George Burt was a building contractor from Swanage, who managed his uncle's construction firm Mowlem. Under Burt's control the firm carried out work on prominent buildings in London. Many of these were built with Purbeck stone shipped by barge from Swanage harbour. The barges required ballast to stabilise them for the return journey and Burt used material salvaged from buildings demolished in the capital, re-erecting many of them in his hometown. Even today, many of the Swanage's traffic bollards and lamp posts were originally used in London and the façade of its town hall was originally Christopher Wren's 17th-century Mercers' Hall.
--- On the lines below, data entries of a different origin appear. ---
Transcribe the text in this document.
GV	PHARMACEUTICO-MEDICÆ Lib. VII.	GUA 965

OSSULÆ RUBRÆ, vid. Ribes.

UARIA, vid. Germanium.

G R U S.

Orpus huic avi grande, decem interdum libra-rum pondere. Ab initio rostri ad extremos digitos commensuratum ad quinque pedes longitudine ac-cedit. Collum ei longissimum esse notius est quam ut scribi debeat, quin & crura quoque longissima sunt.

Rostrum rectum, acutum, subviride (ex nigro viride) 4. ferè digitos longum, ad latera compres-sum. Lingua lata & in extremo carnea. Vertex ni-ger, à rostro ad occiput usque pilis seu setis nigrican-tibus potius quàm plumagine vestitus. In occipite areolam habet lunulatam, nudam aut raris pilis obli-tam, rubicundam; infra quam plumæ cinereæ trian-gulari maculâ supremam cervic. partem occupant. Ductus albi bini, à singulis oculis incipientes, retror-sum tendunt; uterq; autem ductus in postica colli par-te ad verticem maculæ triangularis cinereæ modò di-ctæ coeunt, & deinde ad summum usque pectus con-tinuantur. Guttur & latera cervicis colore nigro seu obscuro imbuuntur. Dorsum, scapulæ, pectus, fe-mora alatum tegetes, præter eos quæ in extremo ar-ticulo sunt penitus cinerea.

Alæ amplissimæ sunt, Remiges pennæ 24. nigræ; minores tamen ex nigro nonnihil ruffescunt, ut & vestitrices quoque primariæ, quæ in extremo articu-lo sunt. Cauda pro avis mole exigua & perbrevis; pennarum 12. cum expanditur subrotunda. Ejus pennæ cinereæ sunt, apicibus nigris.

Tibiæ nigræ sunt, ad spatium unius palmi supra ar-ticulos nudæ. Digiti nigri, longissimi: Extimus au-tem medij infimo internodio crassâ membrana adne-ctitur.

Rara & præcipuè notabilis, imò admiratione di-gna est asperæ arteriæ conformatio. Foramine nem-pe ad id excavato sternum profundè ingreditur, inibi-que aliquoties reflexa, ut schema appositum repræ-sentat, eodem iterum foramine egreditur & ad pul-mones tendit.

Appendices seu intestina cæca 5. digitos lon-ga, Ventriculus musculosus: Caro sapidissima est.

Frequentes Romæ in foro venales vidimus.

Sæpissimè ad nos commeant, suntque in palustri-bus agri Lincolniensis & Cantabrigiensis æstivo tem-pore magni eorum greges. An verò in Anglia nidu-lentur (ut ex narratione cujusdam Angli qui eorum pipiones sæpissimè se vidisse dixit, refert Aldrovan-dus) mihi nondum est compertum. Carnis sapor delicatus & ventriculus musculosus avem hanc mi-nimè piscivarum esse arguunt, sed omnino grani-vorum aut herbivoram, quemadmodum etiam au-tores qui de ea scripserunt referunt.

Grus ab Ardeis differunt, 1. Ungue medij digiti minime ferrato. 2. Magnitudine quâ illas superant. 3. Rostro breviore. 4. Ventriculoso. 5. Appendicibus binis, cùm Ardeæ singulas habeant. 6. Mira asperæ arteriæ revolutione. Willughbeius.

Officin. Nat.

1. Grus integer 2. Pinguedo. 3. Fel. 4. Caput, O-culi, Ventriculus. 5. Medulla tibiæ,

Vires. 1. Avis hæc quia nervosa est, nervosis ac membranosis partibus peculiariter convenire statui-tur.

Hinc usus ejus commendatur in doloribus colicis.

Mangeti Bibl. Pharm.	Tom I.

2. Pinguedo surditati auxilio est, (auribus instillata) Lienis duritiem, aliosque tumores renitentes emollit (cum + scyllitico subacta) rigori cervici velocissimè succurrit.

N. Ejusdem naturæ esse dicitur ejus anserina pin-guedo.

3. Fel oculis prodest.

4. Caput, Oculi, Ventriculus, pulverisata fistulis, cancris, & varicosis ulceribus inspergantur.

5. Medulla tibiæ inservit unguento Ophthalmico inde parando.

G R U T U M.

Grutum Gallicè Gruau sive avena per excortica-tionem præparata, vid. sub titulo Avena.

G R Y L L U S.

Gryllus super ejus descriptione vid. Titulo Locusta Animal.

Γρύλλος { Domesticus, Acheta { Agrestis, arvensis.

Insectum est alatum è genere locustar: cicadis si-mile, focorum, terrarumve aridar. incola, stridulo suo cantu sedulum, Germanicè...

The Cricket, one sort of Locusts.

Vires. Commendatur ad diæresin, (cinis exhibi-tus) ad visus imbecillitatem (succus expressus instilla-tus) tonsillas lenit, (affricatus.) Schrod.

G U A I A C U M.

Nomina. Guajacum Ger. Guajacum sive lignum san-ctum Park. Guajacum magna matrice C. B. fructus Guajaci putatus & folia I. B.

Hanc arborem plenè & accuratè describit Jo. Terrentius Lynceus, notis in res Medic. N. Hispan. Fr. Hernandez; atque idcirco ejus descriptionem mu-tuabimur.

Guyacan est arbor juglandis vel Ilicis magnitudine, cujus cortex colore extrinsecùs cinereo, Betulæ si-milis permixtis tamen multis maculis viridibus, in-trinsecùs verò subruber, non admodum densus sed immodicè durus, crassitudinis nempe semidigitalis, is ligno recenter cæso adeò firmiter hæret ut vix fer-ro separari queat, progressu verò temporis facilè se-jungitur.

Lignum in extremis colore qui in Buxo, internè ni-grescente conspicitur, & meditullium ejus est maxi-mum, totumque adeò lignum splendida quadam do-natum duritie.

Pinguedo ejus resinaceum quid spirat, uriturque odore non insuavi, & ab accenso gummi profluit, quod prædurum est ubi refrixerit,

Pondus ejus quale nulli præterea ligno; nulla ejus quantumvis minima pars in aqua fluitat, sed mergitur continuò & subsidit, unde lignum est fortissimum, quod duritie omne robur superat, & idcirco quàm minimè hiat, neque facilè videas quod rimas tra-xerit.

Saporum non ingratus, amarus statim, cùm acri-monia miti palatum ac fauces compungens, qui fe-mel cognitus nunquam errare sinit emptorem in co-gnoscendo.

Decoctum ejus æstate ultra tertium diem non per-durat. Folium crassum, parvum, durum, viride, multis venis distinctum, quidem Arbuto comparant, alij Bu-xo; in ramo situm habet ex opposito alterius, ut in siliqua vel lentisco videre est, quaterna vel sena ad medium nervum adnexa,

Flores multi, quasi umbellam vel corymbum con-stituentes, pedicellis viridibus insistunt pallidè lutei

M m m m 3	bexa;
== Re-erection in Swanage ==
The fabric of the Wellington clock tower was acquired by Burt and transported to Swanage as ballast in his ship Mayflower. He presented the tower as a house warming gift to his friend and fellow contractor Thomas Docwra. Docwra rebuilt the tower in the eastern portion of his residence, The Grove on Peveril Point, in 1868. The work cost Docwra as much as it had cost to build the tower in London. He commemorated the completion of the work by having his initials and the year engraved on the base of the tower, which are still visible today. The tower's clock did not accompany it to Swanage and its four faces were replaced with circular windows.

The spire was removed in 1904 for unknown reasons, possibly due to storm damage and possibly because the then owners - who were fervent Christians - found it sacrilegious. It was replaced by an ogee-shaped copper cupola. This was criticised by architectural experts and the resulting structure was described as incongruous with its setting. In 1907 The Antiquary magazine stated that "the first sight one sees on sailing into Swanage Harbour" is the Wellington clock tower. The structure was granted protection as a grade II listed building on 26 June 1952.

The Wellington clock tower remains a prominent landmark in Swanage. A photographic survey and condition report of the structure was carried out in September 2015 to serve as a baseline and to assist in identifying any structural problems.